The finance department's Nov. 10 forecast projects a general revenue surplus of $598.1 million at the end of fiscal 2023 on June 30. The state's chief economic forecaster, John Shelnutt, said Wednesday another $1 billion-plus surplus "is possible" in fiscal 2023.
McCullough said she expects a House Democrat to introduce a bill that would allow abortions in cases of rape or incest.
House Speaker Matthew Shepherd, R-El Dorado, said he doesn't currently think the Legislature would pass such a measure.
Asked whether she would sign or veto a bill that would allow abortions in cases of rape or incest, Sanders said "I would have to look at the specifics of the legislation.
"I am unapologetically pro-life," she said. "I am proud of the fact that Arkansas is the most pro-life state in the country, I don't want to see that change, but I would have to look at the specific legislation before I weighed in."
The state's existing law bans abortions except to save the life of the mother in a medical emergency.
Rep. Aaron Pilkington, R-Knoxville, prefiled House Bill 1006 to require employers who opt to cover abortion services or travel expenses related to abortions for employees to provide 16 weeks of paid maternity leave to employees who are Arkansas residents.
He has said he wants to discourage employers from paying for women to get abortions out of state because such actions circumvent Arkansas' state law banning abortions except to save the life of the mother in a medical emergency. He said he also wants to see more paid maternity leave.
The federal omnibus spending bill signed into law by President Biden last month phases out the continuous coverage requirement for states' Medicaid programs under the federal public health emergency, starting April 1, said Gavin Lesnick, a spokesman for the state Department of Human Services.
As a result, "Medicaid clients who are no longer eligible or who do not respond to renewals could begin losing coverage in April even if the PHE [Public Health Emergency] remains in effect," he said.
"We know that the end date of the Public Health Emergency (PHE) will be extended this month because states were not provided a 60-day notice ahead of the current end date," Lesnick said in a written statement.
The state's total Medicaid enrollment at the end of November was 1,138,372, and that represents an increase of 217,306 since March of 2020 near the start of the covid-19 pandemic, Lesnick said.
"While we have considered different scenarios, we do not have an estimate specific on the number of clients who may lose coverage," he said in a written statement Wednesday. "DHS can provide the total number of clients who have had their coverage extended because of the PHE, though it is important to note that this is not an estimate of who will lose coverage.
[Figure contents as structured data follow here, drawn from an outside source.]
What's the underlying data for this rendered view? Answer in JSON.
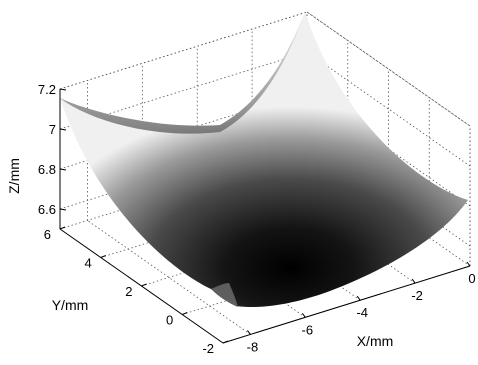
{
  "chart_data": {
    "type": "surface",
    "xlabel": "X/mm",
    "ylabel": "Y/mm",
    "zlabel": "Z/mm",
    "colormap": "gray",
    "grid": true,
    "xlim": [
      -9,
      0
    ],
    "ylim": [
      -2,
      6
    ],
    "zlim": [
      6.5,
      7.2
    ],
    "x_ticks": [
      "-8",
      "-6",
      "-4",
      "-2",
      "0"
    ],
    "y_ticks": [
      "-2",
      "0",
      "2",
      "4",
      "6"
    ],
    "z_ticks": [
      "6.6",
      "6.8",
      "7",
      "7.2"
    ],
    "surface": {
      "vertex": {
        "x": -5.0,
        "y": 2.0,
        "z": 6.5
      },
      "corners": [
        {
          "x": -9,
          "y": 6,
          "z": 7.13
        },
        {
          "x": 0,
          "y": 6,
          "z": 7.26
        },
        {
          "x": 0,
          "y": -2,
          "z": 6.9
        },
        {
          "x": -9,
          "y": -2,
          "z": 6.78
        }
      ]
    }
  }
}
That number as of today is 414,483."
The state has received the enhanced federal matching rate of 6.2% for the traditional Medicaid program since March 2020, Lesnick said. For federal fiscal year year 2023, the normal federal matching rate is 71.31% for the state's traditional Medicaid program, so the enhanced rate is 77.51%, he said.
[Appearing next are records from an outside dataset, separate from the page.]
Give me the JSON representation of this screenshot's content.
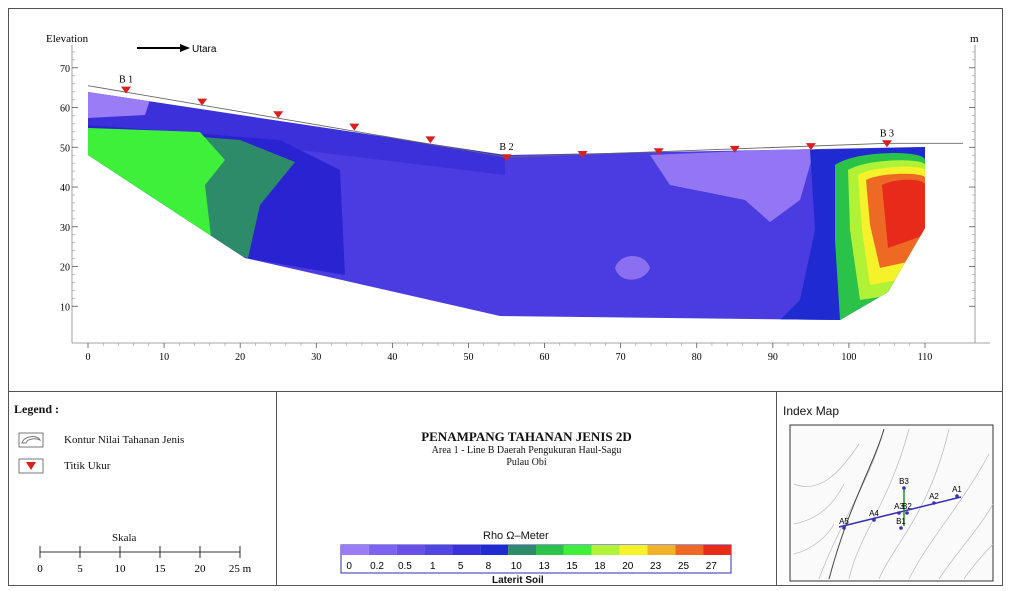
{
  "chart_data": {
    "type": "heatmap",
    "ylabel": "Elevation",
    "ylabel_right": "m",
    "north_label": "Utara",
    "x_ticks": [
      0,
      10,
      20,
      30,
      40,
      50,
      60,
      70,
      80,
      90,
      100,
      110
    ],
    "y_ticks": [
      10,
      20,
      30,
      40,
      50,
      60,
      70
    ],
    "xlim": [
      0,
      115
    ],
    "ylim": [
      0,
      74
    ],
    "topography": [
      [
        0,
        65.5
      ],
      [
        55,
        47.5
      ],
      [
        105,
        51
      ],
      [
        115,
        51
      ]
    ],
    "measure_points": [
      {
        "x": 5,
        "y": 64.5,
        "label": "B 1"
      },
      {
        "x": 15,
        "y": 61.5,
        "label": ""
      },
      {
        "x": 25,
        "y": 58.3,
        "label": ""
      },
      {
        "x": 35,
        "y": 55.2,
        "label": ""
      },
      {
        "x": 45,
        "y": 52,
        "label": ""
      },
      {
        "x": 55,
        "y": 47.5,
        "label": "B 2"
      },
      {
        "x": 65,
        "y": 48.3,
        "label": ""
      },
      {
        "x": 75,
        "y": 49,
        "label": ""
      },
      {
        "x": 85,
        "y": 49.6,
        "label": ""
      },
      {
        "x": 95,
        "y": 50.3,
        "label": ""
      },
      {
        "x": 105,
        "y": 51,
        "label": "B 3"
      }
    ],
    "colorbar": {
      "title": "Rho Ω–Meter",
      "ticks": [
        "0",
        "0.2",
        "0.5",
        "1",
        "5",
        "8",
        "10",
        "13",
        "15",
        "18",
        "20",
        "23",
        "25",
        "27"
      ],
      "colors": [
        "#9a7cf6",
        "#7f61ef",
        "#6a4fe6",
        "#5246e0",
        "#3a32d8",
        "#1f2ad0",
        "#2e8b6a",
        "#2bc24a",
        "#3ef03a",
        "#b0f236",
        "#f6f22a",
        "#f2b22a",
        "#ee6a24",
        "#e82a1a"
      ],
      "footer": "Laterit Soil"
    }
  },
  "legend": {
    "title": "Legend :",
    "contour_label": "Kontur Nilai Tahanan Jenis",
    "point_label": "Titik Ukur",
    "scale_title": "Skala",
    "scale_ticks": [
      "0",
      "5",
      "10",
      "15",
      "20",
      "25 m"
    ]
  },
  "title_block": {
    "title": "PENAMPANG TAHANAN JENIS 2D",
    "line1": "Area 1 - Line B Daerah Pengukuran Haul-Sagu",
    "line2": "Pulau Obi"
  },
  "index_map": {
    "title": "Index Map",
    "labels": [
      "B3",
      "A1",
      "A2",
      "A3",
      "B2",
      "B1",
      "A4",
      "A5"
    ]
  },
  "colors": {
    "frame": "#555555",
    "point_marker": "#d9201e",
    "line_marker": "#3a2fb8"
  }
}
He said the enhanced match rate will be phased out through the end of the year.
The House of Representatives will have 82 Republicans and 18 Democrats and the Senate will have 29 Republicans and six Democrats, as the GOP increased its ranks by four in the House and two in the Senate from two years ago.
Republicans have controlled the House and Senate since 2013, after Democrats controlled the House and Senate since Reconstruction.
The regular session in 2021 lasted 118 days amid the covid-19 pandemic.
The regular session lasted 101 days in 2013, 82 days in 2015, 86 days in 2017 and 88 days in 2019. Regular sessions started in January of odd-numbered years.
Incoming Senate President Pro Tempore Bart Hester, R-Cave Springs, said the regular session typically ends shortly after April 15.
Shepherd said the regular always seems to end up lasting around 90 days, but it's lasted longer at times and ended sooner at times.